# Travelling



## dronai (Apr 11, 2011)

"Cheese eating Rats" lol !!!


----------



## MHElectric (Oct 14, 2011)

Here is my 'cheese eating' advice...

Get out of electrical, now, while your still young. Move down to the beach and open up a Taco stand by the freeway. Deal in cash, marry a beautiful woman, raise your children out of the back of an Astro van, move around like gypsies, and never look back. 
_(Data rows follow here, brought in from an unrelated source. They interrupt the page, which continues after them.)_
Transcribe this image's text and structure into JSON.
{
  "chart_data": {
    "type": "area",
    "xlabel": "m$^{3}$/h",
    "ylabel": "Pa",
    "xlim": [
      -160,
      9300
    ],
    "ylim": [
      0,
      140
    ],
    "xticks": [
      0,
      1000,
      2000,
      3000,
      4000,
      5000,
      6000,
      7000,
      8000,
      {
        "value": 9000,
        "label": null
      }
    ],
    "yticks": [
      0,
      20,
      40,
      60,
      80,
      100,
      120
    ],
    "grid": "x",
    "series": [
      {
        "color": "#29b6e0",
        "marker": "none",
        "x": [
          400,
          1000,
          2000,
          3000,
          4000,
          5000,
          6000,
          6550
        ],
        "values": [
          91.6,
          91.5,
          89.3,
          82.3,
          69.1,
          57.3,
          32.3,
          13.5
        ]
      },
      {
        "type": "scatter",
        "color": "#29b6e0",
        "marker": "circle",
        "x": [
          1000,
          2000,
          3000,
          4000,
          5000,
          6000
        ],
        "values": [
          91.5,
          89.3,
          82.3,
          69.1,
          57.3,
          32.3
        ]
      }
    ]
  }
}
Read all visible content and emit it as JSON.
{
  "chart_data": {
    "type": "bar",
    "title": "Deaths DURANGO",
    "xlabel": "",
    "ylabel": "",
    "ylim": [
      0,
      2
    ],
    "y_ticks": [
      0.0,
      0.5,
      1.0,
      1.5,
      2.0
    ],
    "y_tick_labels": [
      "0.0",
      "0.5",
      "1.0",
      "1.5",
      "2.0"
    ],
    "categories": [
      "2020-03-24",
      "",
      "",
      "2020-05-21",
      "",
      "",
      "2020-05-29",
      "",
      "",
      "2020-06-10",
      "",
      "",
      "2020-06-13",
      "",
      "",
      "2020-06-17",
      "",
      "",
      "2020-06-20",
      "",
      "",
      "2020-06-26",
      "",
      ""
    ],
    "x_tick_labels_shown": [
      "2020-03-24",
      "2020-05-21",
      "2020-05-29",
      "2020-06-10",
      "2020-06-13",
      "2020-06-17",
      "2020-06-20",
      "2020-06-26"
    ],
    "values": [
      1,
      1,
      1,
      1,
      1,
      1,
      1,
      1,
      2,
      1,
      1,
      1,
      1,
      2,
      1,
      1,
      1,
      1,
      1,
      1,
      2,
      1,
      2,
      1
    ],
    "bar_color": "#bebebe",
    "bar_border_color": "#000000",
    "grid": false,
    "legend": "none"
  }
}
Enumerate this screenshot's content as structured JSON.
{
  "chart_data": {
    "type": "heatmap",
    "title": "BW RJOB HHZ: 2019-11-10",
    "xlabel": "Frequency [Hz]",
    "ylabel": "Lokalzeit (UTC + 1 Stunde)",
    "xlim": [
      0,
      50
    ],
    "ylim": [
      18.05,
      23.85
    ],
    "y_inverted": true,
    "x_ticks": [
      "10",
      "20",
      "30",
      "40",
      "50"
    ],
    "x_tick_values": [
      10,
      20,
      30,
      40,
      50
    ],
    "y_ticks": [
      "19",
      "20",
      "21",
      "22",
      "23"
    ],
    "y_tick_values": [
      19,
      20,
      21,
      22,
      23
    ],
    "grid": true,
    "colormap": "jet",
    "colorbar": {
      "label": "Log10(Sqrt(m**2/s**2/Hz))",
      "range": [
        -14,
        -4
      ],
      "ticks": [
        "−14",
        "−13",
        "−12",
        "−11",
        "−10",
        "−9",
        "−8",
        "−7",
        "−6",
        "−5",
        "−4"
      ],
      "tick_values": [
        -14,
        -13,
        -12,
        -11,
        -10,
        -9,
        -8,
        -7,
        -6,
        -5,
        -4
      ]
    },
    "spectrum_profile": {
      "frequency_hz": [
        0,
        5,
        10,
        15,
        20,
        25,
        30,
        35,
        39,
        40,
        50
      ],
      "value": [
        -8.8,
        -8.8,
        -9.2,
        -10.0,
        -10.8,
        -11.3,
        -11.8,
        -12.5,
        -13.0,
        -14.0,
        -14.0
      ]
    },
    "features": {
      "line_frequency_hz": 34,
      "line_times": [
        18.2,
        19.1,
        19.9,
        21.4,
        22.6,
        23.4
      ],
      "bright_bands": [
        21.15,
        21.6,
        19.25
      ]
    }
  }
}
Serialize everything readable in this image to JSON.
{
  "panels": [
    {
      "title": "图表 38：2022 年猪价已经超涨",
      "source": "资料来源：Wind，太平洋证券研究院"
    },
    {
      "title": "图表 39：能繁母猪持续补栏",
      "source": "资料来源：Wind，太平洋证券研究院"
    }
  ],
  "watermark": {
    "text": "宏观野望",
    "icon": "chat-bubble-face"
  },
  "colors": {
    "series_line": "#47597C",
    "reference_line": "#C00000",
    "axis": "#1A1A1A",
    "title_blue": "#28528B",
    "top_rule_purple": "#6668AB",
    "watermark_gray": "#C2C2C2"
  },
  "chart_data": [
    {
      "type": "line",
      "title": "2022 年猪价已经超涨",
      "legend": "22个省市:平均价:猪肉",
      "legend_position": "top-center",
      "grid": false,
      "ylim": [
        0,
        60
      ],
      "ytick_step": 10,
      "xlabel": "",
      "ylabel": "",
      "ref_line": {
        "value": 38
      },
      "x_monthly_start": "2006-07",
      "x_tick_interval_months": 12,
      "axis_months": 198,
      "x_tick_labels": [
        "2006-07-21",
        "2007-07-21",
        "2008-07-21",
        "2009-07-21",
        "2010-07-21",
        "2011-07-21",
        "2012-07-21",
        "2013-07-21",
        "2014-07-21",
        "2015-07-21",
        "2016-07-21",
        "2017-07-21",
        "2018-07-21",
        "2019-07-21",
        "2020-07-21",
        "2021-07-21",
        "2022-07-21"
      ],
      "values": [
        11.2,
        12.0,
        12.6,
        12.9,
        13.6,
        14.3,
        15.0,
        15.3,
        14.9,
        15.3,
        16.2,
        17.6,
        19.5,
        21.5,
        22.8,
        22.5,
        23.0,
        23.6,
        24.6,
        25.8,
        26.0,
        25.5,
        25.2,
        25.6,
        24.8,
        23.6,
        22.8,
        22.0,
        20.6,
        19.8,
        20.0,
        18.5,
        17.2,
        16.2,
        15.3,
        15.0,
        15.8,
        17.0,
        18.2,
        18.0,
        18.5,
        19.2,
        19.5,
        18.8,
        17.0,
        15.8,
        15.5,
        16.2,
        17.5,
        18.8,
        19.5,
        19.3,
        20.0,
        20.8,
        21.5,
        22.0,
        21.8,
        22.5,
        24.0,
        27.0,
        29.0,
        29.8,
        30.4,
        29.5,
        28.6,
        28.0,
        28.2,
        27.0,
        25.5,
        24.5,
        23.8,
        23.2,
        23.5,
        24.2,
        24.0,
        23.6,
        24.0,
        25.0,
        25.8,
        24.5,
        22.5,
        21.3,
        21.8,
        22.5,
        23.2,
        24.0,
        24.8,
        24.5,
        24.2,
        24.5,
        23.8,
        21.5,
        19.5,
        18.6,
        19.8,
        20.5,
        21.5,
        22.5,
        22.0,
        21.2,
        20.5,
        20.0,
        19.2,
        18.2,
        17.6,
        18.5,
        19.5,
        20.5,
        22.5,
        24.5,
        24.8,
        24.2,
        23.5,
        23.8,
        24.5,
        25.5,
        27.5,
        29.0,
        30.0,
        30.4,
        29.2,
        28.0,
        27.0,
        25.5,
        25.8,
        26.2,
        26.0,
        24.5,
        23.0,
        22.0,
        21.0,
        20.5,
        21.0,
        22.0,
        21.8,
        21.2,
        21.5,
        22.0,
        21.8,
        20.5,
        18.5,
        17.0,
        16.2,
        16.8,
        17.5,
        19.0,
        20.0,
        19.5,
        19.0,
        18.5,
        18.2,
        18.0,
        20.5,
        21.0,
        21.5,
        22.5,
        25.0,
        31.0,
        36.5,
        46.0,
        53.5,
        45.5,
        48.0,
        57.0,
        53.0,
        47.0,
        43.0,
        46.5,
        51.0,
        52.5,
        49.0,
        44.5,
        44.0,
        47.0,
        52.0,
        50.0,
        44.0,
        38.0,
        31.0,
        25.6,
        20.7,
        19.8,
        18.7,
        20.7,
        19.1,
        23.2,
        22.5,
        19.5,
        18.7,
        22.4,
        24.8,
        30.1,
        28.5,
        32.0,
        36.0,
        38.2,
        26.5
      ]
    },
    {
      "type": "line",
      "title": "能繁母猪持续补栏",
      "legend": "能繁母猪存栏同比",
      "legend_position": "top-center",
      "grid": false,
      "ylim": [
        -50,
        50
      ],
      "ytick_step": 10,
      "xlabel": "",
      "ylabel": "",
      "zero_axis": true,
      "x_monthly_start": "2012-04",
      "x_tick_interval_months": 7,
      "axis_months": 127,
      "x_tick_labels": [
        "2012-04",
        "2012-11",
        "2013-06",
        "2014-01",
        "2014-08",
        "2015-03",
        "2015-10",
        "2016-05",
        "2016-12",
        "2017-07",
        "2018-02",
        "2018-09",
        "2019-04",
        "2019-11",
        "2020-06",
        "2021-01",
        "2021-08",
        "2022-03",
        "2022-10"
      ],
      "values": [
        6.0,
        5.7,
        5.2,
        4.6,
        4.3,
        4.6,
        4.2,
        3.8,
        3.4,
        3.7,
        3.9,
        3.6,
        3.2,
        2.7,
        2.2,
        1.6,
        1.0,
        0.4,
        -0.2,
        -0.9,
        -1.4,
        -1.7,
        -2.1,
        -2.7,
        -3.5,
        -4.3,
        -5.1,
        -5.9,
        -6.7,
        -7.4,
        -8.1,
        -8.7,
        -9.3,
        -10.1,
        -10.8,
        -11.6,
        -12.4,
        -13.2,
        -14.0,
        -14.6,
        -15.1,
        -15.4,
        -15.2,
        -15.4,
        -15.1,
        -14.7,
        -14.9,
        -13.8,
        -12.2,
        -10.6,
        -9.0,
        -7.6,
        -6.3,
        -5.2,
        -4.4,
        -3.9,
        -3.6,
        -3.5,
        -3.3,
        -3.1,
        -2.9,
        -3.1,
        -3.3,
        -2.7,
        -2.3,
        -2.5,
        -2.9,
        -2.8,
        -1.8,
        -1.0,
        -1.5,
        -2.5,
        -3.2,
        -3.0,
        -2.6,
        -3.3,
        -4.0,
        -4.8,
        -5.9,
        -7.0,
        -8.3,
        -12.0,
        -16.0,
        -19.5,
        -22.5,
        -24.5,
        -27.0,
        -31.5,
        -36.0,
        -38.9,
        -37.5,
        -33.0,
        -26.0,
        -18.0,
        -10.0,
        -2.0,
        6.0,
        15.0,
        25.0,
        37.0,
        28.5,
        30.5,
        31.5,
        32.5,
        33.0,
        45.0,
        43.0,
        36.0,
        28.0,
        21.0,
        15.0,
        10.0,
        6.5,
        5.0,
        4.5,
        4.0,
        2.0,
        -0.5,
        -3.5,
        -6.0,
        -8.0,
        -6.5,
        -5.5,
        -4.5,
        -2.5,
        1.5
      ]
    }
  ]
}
This will take care of all your problems. :thumbup1:


----------



## butcher733 (Aug 4, 2012)

I would recommend steady work with a local contractor.


----------



## Phatstax (Feb 16, 2014)

---Tips on traveling--- 
Pay up 3 months of advanced dues and get a travel letter
Always ask for a copy of the tool list when you are dispatched and stay as close to it as you can. If you are missing a few items, no big deal. If wrenches and socket sets are not on it, don't bring them to work
Always be respectful to the older brothers and sisters on the job. Hold doors open for them, make sure they have a place to sit it lunch, etc. 
Never double book 
Remember there is no "me" in IBEW, we all look out for each other on the road
Always follow the overtime list, so everyone gets a chance to make money
You won't see your foreman again on the road, but you will see the brothers and sisters working around you again
Your reputation is all you got on the road, and it will follow you
It's a big country but a small world in the Brotherhood, everyone knows each other and your name and actions will get around
---just a few off the top of my head---
Good luck and happy hunting!


----------



## JW Splicer (Mar 15, 2014)

where2bro.com

Good site, good info.


----------



## RIVETER (Sep 26, 2009)

Hand4Hire said:


> Any tips on travelling?
> I'm a union member, but my city doesn't have consistent OT calls or industrial shutdown/turnarounds-- unless I wanted to work RAT!
> Actually considered it because the nearest OT industrial calls exist 1.5 hours drive away in another local with lower scale and no per diem.
> 
> ...


Everyone wants to work next door. 1.5 hours is a small amount to pay for the benefits. Good luck.:thumbsup:


----------



## Hand4Hire (Aug 26, 2013)

JW Splicer said:


> where2bro.com
> 
> Good site, good info.


Got the same info at the hall today-- good stuff


----------



## general14 (Dec 11, 2014)

Im a local 24 menber looking 4 work. any body know were to go?


----------



## Phatstax (Feb 16, 2014)

General14-you might want to look at 236, 369, and 429. I think they all might be looking for help. They may be close enough to you for a quick hit. Best if luck!


----------